No one can watch these men for any length of time, without perceiving that the nervous strain they undergo is very great; and, as a matter of fact, they have to be relieved every two hours. Every day, Sunday included, from noon until midnight, these gambling-halls are crowded. Everything is quiet and orderly; no voice is heard above an undertone; and almost the only sounds are the chink of the gold and silver coins, and the monotonous words of the croupiers. In fact, were it not for the intense suppressed excitement at these tables the place would be depressingly dull. Accordingly, one who cares nothing for the game, and who is not interested in studying the phases of humanity at the tables, soon gladly leaves the halls, either to walk about the lovely garden or to listen to one of the finest orchestras in Europe.
At Monte Carlo.
The only thing that can be said in favor of the gambling is that it is honestly conducted, no cheating being possible for either the bank or the players. Indeed, when any one has been exceptionally fortunate and has won a large sum of money, two or more guardians of the Casino usually accompany him to his hotel; for, several years ago, a foreigner was murdered here soon after leaving the gambling-hall, and since then the authorities have been on the alert to prevent the repetition of a crime which, by destroying public confidence, would do them an incalculable injury.
Until the introduction of electricity, oil lamps were preferred to gas in the Casino; for, some years since, a clever trick was played here by a band of rogues, one of whom turned off the gas at the meter, while his confederates took advantage of the darkness and confusion to grab whatever money was on the tables, and even to rob the players.

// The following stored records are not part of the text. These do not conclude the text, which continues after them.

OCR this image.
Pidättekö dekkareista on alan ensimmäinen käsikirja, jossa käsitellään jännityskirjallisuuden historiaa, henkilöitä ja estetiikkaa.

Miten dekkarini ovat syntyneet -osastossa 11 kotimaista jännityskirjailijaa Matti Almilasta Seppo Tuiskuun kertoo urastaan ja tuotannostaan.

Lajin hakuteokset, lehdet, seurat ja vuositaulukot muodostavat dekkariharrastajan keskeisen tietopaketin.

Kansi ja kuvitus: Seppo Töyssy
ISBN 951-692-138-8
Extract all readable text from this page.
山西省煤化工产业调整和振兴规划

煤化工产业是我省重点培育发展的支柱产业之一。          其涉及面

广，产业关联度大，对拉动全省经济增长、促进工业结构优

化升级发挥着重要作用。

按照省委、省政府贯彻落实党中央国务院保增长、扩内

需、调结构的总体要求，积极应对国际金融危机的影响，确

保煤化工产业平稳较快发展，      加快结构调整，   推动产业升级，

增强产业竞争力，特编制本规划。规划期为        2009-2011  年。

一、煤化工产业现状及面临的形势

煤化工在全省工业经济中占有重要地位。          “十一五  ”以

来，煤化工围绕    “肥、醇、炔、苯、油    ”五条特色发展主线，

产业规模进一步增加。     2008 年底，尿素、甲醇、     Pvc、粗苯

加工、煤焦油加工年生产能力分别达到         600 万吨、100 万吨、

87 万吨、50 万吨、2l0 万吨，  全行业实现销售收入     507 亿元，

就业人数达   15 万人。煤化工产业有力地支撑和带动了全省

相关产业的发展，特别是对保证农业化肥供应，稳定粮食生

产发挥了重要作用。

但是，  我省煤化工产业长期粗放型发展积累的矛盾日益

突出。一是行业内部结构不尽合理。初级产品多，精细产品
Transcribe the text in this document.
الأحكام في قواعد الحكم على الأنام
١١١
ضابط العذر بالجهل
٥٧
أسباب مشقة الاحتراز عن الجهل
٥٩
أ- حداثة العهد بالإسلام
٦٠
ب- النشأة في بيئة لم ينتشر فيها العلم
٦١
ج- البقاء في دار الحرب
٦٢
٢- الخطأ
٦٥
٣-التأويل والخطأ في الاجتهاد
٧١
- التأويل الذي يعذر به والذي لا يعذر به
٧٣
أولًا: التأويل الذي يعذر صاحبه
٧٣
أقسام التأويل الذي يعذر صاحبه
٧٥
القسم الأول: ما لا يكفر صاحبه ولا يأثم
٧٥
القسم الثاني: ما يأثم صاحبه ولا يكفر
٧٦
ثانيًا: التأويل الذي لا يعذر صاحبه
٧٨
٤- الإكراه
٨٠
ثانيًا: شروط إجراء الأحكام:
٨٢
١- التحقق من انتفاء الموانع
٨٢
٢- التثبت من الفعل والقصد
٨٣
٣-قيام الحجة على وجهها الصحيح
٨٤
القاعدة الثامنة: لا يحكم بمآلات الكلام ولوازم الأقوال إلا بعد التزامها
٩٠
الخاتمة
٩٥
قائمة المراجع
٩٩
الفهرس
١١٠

In some cases the authorities give a bankrupt player money enough to pay his fare home. This is, however, regarded as a loan, and must be paid before the recipient of the money can ever again enter the Casino. It is said that over two hundred thousand dollars are annually advanced in this way to gamblers who have been left utterly destitute.
The profits of this business must be enormous, for after subsidizing the Prince, relieving his subjects from taxation, and paying its own large staff of employees, from members of its famous orchestra to its croupiers and gardeners, the Syndicate is reputed to gain about one million, six hundred thousand dollars annually.
The bank of Monte Carlo always has a percentage in its favor; but it makes its greatest gains because of the almost universal rule that if a man wins he will play on till he loses. A story is told of a man who in a few hours won here eighty thousand dollars. The croupier reported the loss to the proprietor, Monsieur Blanc, who only smiled, and sent a servant to the gentleman's hotel to see if he had gone. When he returned and reported that the man was still there, Monsieur Blanc laughed softly, and said: "Tres bien!" And in fact, that night the man returned and lost, not only his eighty thousand dollars, but ten thousand more which he had borrowed.
These richly decorated halls are never empty during gaming hours. Around every table there is always a close circle of seated players, behind whom usually stand as many more, reaching over their shoulders to play.
Among those who lose the largest sums here are Russians, who have the reputation of playing recklessly. The French, principally Parisians, contribute largely to the crowd at the tables. Germans play considerably, but so cautiously that they are considered the least remunerative customers of the bank. Spaniards and Italians are comparatively few in number here; while, on the other hand, Americans outnumber the English, notwithstanding the proximity of Great Britain. Curiously enough, fully one half of the players are women of all ages and conditions of life. These do not seem to be able to preserve the equanimity usually characteristic of the gambler. Once, for example, when I had placed several small sums unsuccessfully on the color which an old lady beside me had also chosen, she turned to me very impatiently, and said that I was spoiling her luck.
In The Casino, Monte Carlo.
It is a significant fact that the only people in the world who are deprived of the pleasure, or misery, of playing at roulette are the inhabitants of Monaco; for the Prince forbids his own subjects to enter the gambling-halls.